José Gaspar Rodríguez de Francia was a lawyer and politician, and the first dictator of Paraguay.
Background
According to one account he was of French descent but the truth seems to be that his father, Garcia Rodriguez Francia, was a native of S. Paulo in Brazil, and came to Paraguay to take charge of a plantation of black tobacco for the government.
Education
José studied theology at the college of Cordova de Tucuman and is said to have been for some time a professor in that faculty, but he afterward turned his attention to the law and practiced in Asuncion.
Career
Having attained a high reputation at once for ability and integrity, he was selected for various important offices. On the declaration of Paraguayan independence in 1811, he was appointed secretary to the national junta, and exercised an influence on affairs greatly out of proportion to his nominal position. When the congress or junta of 1813 changed the constitution and established a duumvirate, Dr Francia and the Gaucho general Yegres were elected to the office.

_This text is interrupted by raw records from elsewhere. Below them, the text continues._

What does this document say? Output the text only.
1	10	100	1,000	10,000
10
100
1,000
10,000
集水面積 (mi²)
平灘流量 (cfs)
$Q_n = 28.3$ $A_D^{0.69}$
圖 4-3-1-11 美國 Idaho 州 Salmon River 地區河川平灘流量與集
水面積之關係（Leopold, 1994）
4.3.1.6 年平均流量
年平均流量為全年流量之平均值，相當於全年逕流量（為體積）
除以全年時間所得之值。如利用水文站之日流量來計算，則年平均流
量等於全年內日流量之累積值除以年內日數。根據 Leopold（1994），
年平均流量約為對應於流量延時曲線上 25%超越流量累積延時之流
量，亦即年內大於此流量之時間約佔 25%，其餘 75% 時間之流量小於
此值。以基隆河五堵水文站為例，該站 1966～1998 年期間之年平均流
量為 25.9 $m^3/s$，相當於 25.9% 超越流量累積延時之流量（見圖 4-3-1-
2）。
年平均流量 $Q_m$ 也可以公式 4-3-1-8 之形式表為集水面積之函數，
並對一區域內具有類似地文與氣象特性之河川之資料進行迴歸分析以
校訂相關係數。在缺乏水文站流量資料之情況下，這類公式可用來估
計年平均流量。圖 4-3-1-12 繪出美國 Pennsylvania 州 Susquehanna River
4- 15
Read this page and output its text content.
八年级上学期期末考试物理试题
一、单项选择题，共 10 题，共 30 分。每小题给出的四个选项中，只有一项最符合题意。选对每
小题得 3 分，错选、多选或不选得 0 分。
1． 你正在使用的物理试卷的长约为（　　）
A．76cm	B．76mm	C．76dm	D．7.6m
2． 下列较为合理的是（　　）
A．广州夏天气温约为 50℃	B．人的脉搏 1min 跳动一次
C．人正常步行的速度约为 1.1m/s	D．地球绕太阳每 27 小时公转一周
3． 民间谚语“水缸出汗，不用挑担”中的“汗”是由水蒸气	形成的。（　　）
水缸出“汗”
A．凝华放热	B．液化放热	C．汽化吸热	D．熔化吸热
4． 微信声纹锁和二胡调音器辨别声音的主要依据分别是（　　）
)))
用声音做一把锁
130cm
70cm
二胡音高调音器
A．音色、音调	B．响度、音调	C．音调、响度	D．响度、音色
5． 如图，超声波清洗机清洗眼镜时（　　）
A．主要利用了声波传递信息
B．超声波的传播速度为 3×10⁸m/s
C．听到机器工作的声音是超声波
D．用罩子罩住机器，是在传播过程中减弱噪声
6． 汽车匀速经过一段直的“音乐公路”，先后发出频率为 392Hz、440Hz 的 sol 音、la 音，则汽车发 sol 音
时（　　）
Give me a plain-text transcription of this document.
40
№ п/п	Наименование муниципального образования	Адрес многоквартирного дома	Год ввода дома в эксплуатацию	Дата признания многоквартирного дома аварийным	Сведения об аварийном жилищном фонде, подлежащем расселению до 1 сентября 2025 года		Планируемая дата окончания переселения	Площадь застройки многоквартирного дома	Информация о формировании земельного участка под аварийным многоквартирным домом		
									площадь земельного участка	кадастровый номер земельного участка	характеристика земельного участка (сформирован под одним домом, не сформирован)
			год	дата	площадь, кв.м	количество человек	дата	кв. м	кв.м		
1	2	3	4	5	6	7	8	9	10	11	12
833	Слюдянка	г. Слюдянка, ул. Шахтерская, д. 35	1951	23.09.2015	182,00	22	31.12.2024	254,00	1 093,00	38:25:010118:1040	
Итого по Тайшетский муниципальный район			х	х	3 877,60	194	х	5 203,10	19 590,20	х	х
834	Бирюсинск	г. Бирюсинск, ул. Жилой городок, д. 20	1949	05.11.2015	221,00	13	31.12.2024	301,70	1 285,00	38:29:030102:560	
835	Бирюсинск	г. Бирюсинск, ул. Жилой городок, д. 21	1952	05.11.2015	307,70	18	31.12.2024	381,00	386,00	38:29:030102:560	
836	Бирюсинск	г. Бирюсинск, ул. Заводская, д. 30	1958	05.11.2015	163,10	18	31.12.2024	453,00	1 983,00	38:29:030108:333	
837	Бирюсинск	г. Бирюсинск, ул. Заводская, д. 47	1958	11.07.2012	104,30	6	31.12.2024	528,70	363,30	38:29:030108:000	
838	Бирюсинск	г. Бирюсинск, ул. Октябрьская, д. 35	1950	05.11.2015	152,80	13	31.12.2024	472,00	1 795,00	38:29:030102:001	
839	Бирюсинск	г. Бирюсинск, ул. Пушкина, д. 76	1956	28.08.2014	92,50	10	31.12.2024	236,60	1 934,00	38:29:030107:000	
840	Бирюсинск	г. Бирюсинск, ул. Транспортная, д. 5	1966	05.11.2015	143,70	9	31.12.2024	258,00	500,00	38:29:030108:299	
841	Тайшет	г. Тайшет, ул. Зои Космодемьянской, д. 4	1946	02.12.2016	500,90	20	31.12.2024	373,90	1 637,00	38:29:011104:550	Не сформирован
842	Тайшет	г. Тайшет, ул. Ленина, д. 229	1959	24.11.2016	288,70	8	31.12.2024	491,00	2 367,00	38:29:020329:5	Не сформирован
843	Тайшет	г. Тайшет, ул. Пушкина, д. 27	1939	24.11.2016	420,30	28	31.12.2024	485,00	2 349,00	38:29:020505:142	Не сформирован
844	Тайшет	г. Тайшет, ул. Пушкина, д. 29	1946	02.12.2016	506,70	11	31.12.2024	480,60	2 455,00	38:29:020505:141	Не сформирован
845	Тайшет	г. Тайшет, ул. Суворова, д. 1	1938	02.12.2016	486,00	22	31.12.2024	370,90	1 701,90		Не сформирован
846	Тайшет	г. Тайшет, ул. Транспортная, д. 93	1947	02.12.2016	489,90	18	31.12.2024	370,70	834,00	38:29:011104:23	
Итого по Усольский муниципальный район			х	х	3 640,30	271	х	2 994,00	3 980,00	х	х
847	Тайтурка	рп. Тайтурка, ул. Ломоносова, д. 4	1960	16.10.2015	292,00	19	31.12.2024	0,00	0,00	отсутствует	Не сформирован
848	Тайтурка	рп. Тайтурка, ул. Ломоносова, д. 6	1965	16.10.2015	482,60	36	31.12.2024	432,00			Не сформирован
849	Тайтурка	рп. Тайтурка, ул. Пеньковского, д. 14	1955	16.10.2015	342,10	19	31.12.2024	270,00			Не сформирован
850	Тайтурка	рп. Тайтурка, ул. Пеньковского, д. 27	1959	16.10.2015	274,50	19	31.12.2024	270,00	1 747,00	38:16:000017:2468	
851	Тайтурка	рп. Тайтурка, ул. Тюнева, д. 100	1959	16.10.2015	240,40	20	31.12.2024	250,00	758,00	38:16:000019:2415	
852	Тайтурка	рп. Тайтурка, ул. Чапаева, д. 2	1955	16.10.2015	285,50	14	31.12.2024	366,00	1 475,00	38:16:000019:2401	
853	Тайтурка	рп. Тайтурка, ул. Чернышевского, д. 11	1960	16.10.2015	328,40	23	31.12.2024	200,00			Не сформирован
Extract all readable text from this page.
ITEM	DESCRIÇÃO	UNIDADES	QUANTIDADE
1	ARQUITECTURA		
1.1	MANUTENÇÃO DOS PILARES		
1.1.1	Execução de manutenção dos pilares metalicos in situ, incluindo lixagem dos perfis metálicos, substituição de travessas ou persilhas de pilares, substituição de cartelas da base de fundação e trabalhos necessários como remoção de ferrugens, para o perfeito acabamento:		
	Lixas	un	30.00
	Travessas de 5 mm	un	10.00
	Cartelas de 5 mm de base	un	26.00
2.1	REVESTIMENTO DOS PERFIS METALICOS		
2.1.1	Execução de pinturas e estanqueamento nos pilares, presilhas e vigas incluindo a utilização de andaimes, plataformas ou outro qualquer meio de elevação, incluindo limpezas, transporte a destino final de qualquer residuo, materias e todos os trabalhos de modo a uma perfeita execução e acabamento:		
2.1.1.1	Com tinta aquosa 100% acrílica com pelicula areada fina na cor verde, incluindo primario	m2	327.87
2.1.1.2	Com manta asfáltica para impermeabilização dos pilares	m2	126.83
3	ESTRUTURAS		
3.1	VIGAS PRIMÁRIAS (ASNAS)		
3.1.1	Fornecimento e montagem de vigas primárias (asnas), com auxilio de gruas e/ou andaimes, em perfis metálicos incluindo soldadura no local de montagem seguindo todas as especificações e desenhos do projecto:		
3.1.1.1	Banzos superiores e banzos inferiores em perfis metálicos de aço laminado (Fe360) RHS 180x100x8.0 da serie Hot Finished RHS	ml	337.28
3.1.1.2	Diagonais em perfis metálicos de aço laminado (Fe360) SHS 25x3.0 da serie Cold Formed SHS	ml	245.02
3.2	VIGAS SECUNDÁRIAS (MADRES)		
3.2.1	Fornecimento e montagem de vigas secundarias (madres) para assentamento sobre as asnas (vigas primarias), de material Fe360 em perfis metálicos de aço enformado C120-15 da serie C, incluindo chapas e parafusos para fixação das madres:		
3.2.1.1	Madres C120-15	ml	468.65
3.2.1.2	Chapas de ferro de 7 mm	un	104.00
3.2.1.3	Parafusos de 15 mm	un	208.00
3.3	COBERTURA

In 1814 he secured his own election as dictator for three years, and at the end of that period he obtained the dictatorship for life. He abolished the Inquisition, suppressed the college of theology, did away With the tithes, and inflicted endless indignities on the priests. For the extravagances of his later years the plea of insanity has been put forward. On the 20th of September 1840 he was seized with a fit and died.
Achievements
Religion
Deeply imbued with the principles of the French Revolution, he was a stern antagonist of the church.
Personality
In his accounts which have been published of his administration there is a strange mixture of capacity and caprice, of far-sighted wisdom and reckless infatuation, strenuous endeavours after a high ideal and flagrant violations of the simplest principles of justice. He put a stop to the foreign commerce of the country, but carefully fostered its internal industries. He was disposed to be hospitable to strangers from other lands, and kept them prisoners for years; lived a life of republican simplicity, and punished with Dionysian severity the slightest want of respect. As time went on he appears to have grown more arbitrary and despotic.
Connections
José de Francia discouraged marriage both by precept and example and left behind him, several illegitimate children.